The peritoneal cavity is not completely closed in females – the uterine tubes open into the peritoneal cavity, providing a potential pathway between the female genital tract and the abdominal cavity. Clinically, this means that infections of the vagina, uterus, or uterine tubes may result in infection and inflammation of the peritoneum (peritonitis).
Actual passage of infectious material into the peritoneum, however, is rare due to the presence of a mucous plug in the external os (opening) of the uterus which prevents the passage of pathogens but allows sperm to enter the uterus.
Clinical Relevance: Sampling of Peritoneal Fluid
Culdocentesis involves the extraction of fluid from the rectouterine pouch (of Douglas) through a needle inserted through the posterior fornix of the vagina. It can be used to extract fluid from the peritoneal cavity or to drain a pelvic abscess in the rectouterine pouch.
Paracentesis is a procedure used to drain fluid from the peritoneal cavity. A needle is inserted through the anterolateral abdominal wall into the peritoneal cavity. The needle must be inserted superior to the urinary bladder and the clinician must take care to avoid the inferior epigastric artery.
It is used to drain ascitic fluid, diagnose the cause of ascites and to check for certain types of cancer which may metastasise via the peritoneum, e.g. liver cancer.
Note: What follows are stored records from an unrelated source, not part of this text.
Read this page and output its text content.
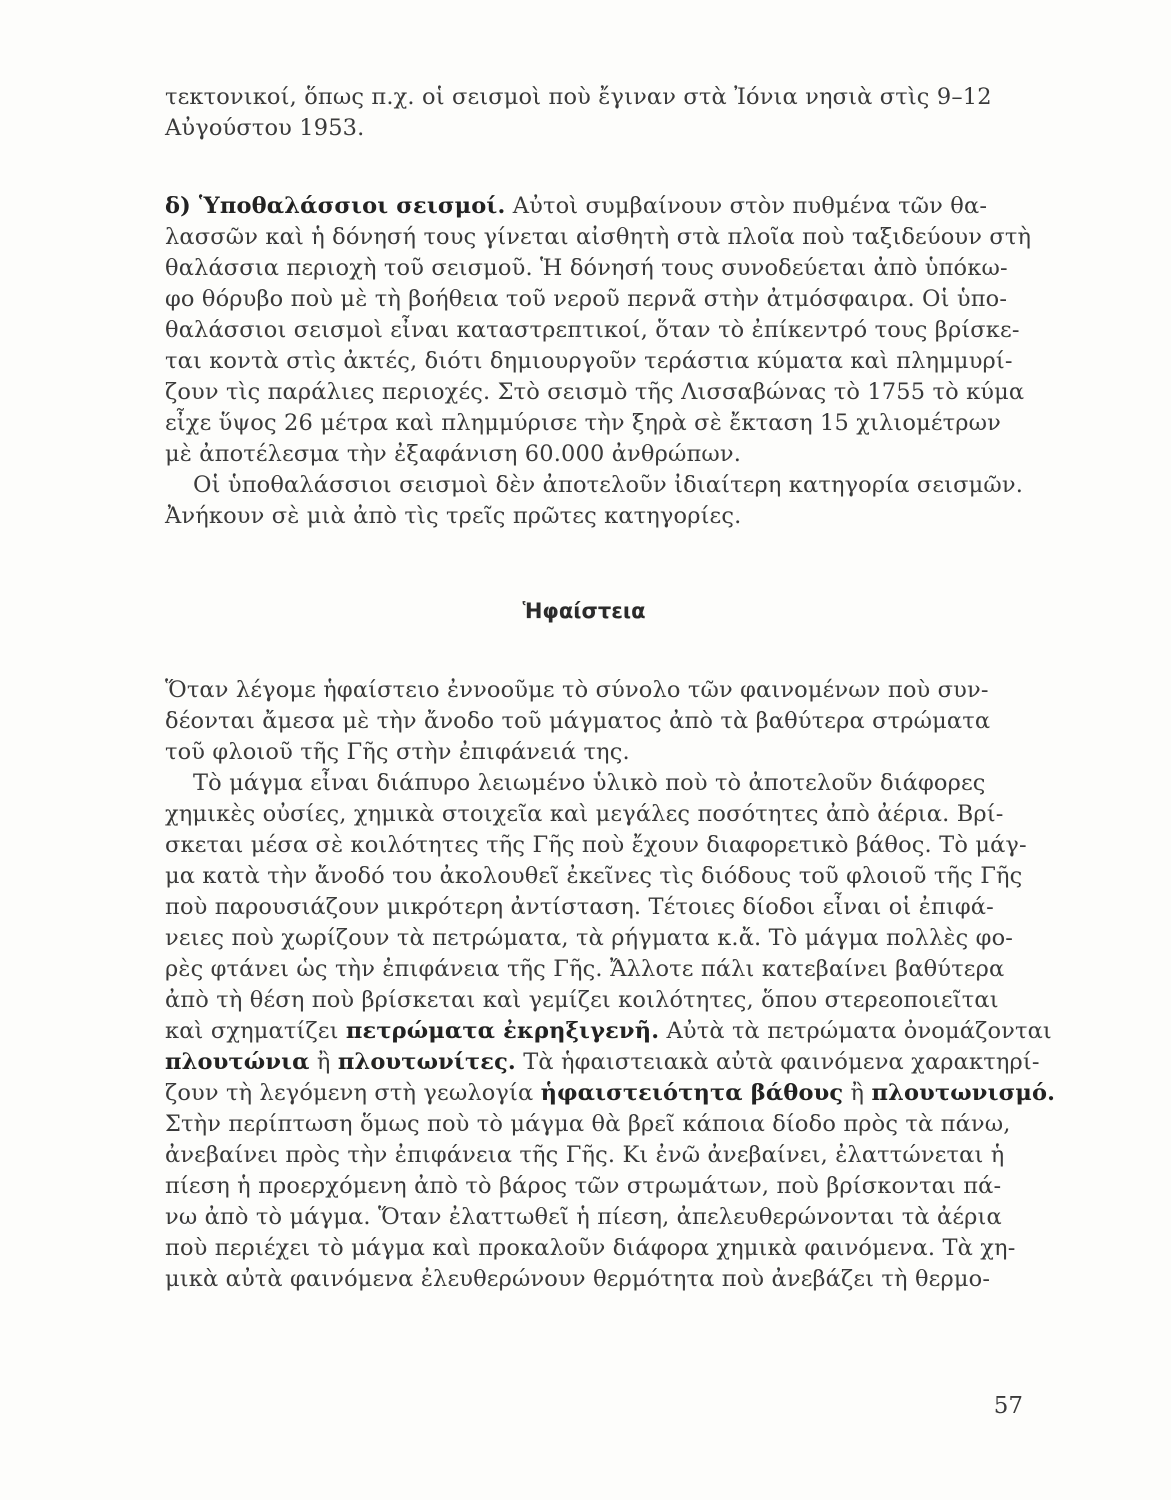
τεκτονικοί, ὅπως π.χ. οἱ σεισμοὶ ποὺ ἔγιναν στὰ Ἰόνια νησιὰ στὶς 9–12
Αὐγούστου 1953.
δ) Ὑποθαλάσσιοι σεισμοί. Αὐτοὶ συμβαίνουν στὸν πυθμένα τῶν θα-
λασσῶν καὶ ἡ δόνησή τους γίνεται αἰσθητὴ στὰ πλοῖα ποὺ ταξιδεύουν στὴ
θαλάσσια περιοχὴ τοῦ σεισμοῦ. Ἡ δόνησή τους συνοδεύεται ἀπὸ ὑπόκω-
φο θόρυβο ποὺ μὲ τὴ βοήθεια τοῦ νεροῦ περνᾶ στὴν ἀτμόσφαιρα. Οἱ ὑπο-
θαλάσσιοι σεισμοὶ εἶναι καταστρεπτικοί, ὅταν τὸ ἐπίκεντρό τους βρίσκε-
ται κοντὰ στὶς ἀκτές, διότι δημιουργοῦν τεράστια κύματα καὶ πλημμυρί-
ζουν τὶς παράλιες περιοχές. Στὸ σεισμὸ τῆς Λισσαβώνας τὸ 1755 τὸ κύμα
εἶχε ὕψος 26 μέτρα καὶ πλημμύρισε τὴν ξηρὰ σὲ ἔκταση 15 χιλιομέτρων
μὲ ἀποτέλεσμα τὴν ἐξαφάνιση 60.000 ἀνθρώπων.
Οἱ ὑποθαλάσσιοι σεισμοὶ δὲν ἀποτελοῦν ἰδιαίτερη κατηγορία σεισμῶν.
Ἀνήκουν σὲ μιὰ ἀπὸ τὶς τρεῖς πρῶτες κατηγορίες.
Ἡφαίστεια
Ὅταν λέγομε ἡφαίστειο ἐννοοῦμε τὸ σύνολο τῶν φαινομένων ποὺ συν-
δέονται ἄμεσα μὲ τὴν ἄνοδο τοῦ μάγματος ἀπὸ τὰ βαθύτερα στρώματα
τοῦ φλοιοῦ τῆς Γῆς στὴν ἐπιφάνειά της.
Τὸ μάγμα εἶναι διάπυρο λειωμένο ὑλικὸ ποὺ τὸ ἀποτελοῦν διάφορες
χημικὲς οὐσίες, χημικὰ στοιχεῖα καὶ μεγάλες ποσότητες ἀπὸ ἀέρια. Βρί-
σκεται μέσα σὲ κοιλότητες τῆς Γῆς ποὺ ἔχουν διαφορετικὸ βάθος. Τὸ μάγ-
μα κατὰ τὴν ἄνοδό του ἀκολουθεῖ ἐκεῖνες τὶς διόδους τοῦ φλοιοῦ τῆς Γῆς
ποὺ παρουσιάζουν μικρότερη ἀντίσταση. Τέτοιες δίοδοι εἶναι οἱ ἐπιφά-
νειες ποὺ χωρίζουν τὰ πετρώματα, τὰ ρήγματα κ.ἄ. Τὸ μάγμα πολλὲς φο-
ρὲς φτάνει ὡς τὴν ἐπιφάνεια τῆς Γῆς. Ἄλλοτε πάλι κατεβαίνει βαθύτερα
ἀπὸ τὴ θέση ποὺ βρίσκεται καὶ γεμίζει κοιλότητες, ὅπου στερεοποιεῖται
καὶ σχηματίζει πετρώματα ἐκρηξιγενῆ. Αὐτὰ τὰ πετρώματα ὀνομάζονται
πλουτώνια ἢ πλουτωνίτες. Τὰ ἡφαιστειακὰ αὐτὰ φαινόμενα χαρακτηρί-
ζουν τὴ λεγόμενη στὴ γεωλογία ἡφαιστειότητα βάθους ἢ πλουτωνισμό.
Στὴν περίπτωση ὅμως ποὺ τὸ μάγμα θὰ βρεῖ κάποια δίοδο πρὸς τὰ πάνω,
ἀνεβαίνει πρὸς τὴν ἐπιφάνεια τῆς Γῆς. Κι ἐνῶ ἀνεβαίνει, ἐλαττώνεται ἡ
πίεση ἡ προερχόμενη ἀπὸ τὸ βάρος τῶν στρωμάτων, ποὺ βρίσκονται πά-
νω ἀπὸ τὸ μάγμα. Ὅταν ἐλαττωθεῖ ἡ πίεση, ἀπελευθερώνονται τὰ ἀέρια
ποὺ περιέχει τὸ μάγμα καὶ προκαλοῦν διάφορα χημικὰ φαινόμενα. Τὰ χη-
μικὰ αὐτὰ φαινόμενα ἐλευθερώνουν θερμότητα ποὺ ἀνεβάζει τὴ θερμο-
57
Clinical Relevance: Disorders of the Peritoneal Cavity
Ascites refers to an accumulation of excess fluid in the peritoneal cavity. It can occur in conjunction with infection and peritonitis – however, it is more commonly caused by portal hypertension (secondary to cirrhosis of the liver).
Other causes include; malignancies of the GI tract, malnutrition, heart failure, and mechanical injuries which result in internal bleeding. Clinical features include distended abdomen, abdominal discomfort, nausea, and dyspnoea due to pressure on the lungs from the enlarged abdominal cavity.
Peritonitis refers to infection and inflammation of the peritoneum. It can occur as a result of bacterial contamination during a laparotomy (open surgical incision of the peritoneum) or it can occur secondary to an infection elsewhere in the GI tract, for example a ruptured appendix, acute pancreatitis or a gastric ulcer eroding through the wall of the stomach.
Exudation of fluid into the peritoneal cavity causes the cavity to expand, and due to the somatic innervation of the parietal peritoneum, results in pain
Clinical features include pain and tenderness of the overlying skin and the anterolateral abdominal muscles contract to protect the viscera (known as guarding). Other symptoms include; fever, nausea, vomiting, and constipation. Patients may lie with their knees flexed in an effort to relax the anterolateral abdominal wall muscles.